ICC – substantial completion

A similar process to the one stated in the FIDIC contracts is contained in cl.48 of the ICC Measurement Version Contract (2011).10 Under this contract the Contractor can apply for a ‘Certificate of Substantial Completion’ when the works have been ‘substantially completed’ and ‘passed any final tests that may be prescribed by the Contract’. Unlike the FIDIC contracts, however, if the requested certificate is not issued in response to the Contractor’s notice, the Engineer must give instructions to the Contractor detailing all of the work to be done before the certificate will be issued. The Contractor is entitled to be issued the certificate within 21 days of those instructions having been completed.

NEC3 - completion

The NEC3 contract11 goes further than the forms discussed above by defining 'Completion' as being "the date, decided by the Project Manager, when the Contractor has done all the work which the Works Information states he is to do by the Completion Date and has corrected notified Defects which would have prevented the Employer using the works".12

The contract does not require the works to be perfect; certain defects can be rectified after Completion so long as they do not affect the Employer's use of the works.

The level of detail contained in the Works Information will be key to achieving certainty as to when completion can occur: this should detail exactly what needs to be done for completion, including for example passing specified tests, submitting the operating manuals and preliminary as-built drawings and the like.

Practical tips for avoiding disputes over when 'completion' could be said to have occurred

Taking the following practical steps can remove a lot of uncertainty around the issue of completion:

  1. In drafting the contract, make sure that conditions precedent to completion are clearly stated. The parties should take time at the negotiation and drafting stage to set out in as much detail as possible in light of the specific circumstances of the project what work needs to be completed to achieve completion. Issues such as the following should be considered:
    1. Exactly what work needs to be finished before completion can occur?
    2. Does this include tests, minor outstanding items and defects?
    3. If not, specify what will be permissible (e.g. minor outstanding works or defects that will not affect the Employer's use of the works, or whether some tests can be carried out after the Employer has taken over and is using the work)
    4. When will the outstanding tests, items of work and defects be made good, and what happens if they are not?

 Of course, these issues will intersect with other provisions of the Contract and must be considered conjunction with the Contractor’s other obligations under the Contract.

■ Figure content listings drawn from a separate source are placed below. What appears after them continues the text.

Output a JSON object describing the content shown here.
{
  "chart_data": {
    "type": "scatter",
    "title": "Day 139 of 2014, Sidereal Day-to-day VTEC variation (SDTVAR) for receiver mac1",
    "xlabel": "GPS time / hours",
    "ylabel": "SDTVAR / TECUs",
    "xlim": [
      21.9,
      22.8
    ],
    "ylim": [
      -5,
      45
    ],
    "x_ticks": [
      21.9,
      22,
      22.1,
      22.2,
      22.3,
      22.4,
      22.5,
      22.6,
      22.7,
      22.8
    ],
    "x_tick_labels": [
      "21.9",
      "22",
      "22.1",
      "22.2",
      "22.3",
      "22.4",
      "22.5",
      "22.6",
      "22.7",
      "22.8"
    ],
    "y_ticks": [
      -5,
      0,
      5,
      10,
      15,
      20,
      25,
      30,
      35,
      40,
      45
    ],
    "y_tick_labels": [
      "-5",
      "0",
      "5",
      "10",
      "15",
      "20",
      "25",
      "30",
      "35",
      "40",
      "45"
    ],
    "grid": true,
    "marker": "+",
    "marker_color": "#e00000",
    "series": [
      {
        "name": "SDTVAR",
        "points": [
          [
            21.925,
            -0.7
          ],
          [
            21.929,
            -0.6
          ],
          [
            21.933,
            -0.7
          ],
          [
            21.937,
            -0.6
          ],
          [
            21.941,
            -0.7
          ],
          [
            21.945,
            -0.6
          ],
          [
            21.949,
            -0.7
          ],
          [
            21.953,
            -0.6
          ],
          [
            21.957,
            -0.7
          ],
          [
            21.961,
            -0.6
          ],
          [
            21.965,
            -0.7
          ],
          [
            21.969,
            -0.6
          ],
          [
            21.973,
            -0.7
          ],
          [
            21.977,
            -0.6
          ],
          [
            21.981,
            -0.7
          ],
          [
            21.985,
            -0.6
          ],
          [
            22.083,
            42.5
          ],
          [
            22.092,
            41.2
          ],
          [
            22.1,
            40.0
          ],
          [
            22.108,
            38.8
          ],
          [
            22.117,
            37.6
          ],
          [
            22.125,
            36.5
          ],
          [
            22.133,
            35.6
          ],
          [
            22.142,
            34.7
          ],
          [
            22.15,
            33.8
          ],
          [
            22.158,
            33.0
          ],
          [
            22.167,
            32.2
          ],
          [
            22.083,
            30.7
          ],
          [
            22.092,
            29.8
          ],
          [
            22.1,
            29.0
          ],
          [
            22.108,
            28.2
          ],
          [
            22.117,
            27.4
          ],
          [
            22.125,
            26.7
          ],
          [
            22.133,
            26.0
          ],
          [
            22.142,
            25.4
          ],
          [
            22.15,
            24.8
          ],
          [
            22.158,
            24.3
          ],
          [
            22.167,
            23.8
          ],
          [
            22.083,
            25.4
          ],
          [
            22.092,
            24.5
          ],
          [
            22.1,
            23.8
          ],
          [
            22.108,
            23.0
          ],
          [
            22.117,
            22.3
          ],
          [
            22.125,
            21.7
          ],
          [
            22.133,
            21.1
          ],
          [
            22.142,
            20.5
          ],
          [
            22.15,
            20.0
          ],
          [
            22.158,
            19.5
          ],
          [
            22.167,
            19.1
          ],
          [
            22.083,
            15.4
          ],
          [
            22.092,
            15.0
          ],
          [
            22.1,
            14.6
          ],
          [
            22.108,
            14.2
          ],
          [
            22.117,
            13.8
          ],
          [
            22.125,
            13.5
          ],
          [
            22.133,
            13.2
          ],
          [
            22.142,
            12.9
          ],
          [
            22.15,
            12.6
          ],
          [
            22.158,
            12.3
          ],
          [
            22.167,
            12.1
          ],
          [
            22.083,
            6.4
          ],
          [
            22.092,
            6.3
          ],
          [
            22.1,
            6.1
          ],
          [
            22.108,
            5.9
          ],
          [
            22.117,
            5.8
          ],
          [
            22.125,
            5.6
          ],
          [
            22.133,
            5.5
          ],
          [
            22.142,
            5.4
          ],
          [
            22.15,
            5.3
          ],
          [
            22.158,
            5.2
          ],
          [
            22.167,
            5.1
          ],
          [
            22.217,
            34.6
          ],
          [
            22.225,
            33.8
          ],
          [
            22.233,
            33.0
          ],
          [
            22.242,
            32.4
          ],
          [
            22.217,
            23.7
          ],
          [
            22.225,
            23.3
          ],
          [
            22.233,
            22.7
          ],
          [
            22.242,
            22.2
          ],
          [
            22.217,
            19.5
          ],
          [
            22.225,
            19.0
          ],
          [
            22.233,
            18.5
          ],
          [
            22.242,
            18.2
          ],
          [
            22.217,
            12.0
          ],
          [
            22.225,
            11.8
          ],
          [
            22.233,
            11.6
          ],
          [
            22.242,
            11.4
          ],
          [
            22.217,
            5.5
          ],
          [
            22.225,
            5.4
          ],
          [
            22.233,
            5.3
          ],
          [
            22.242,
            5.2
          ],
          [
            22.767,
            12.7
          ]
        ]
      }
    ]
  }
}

  1. Ensure that the contract contains a clear procedure for certifying completion, including:
    1. Identify who will decide whether completion has occurred;
    2. What notices the parties are required to provide (e.g. a notice from the Contractor stating that it considers the works to be complete, a notice from the Engineer agreeing with the Contractor's position or disagreeing with reasons);
    3. Where appropriate, a procedure for remedying any minor outstanding works/defects after completion has been certified; and
    4. How disputes over completion are to be resolved.
  2. Keep in regular communication with the person who will be certifying completion. Communication between the Contractor and the Engineer/Employer around the time of completion is key:
    1. The Contractor can better understand the approach that the Engineer/Employer will take in assessing any application for completion under the Contract; and
    2. The Contractor can gain advance notice of likely issues of contention and attend to those as a priority to avoid delaying the completion of the project (and therefore incurring a liability for liquidated damages).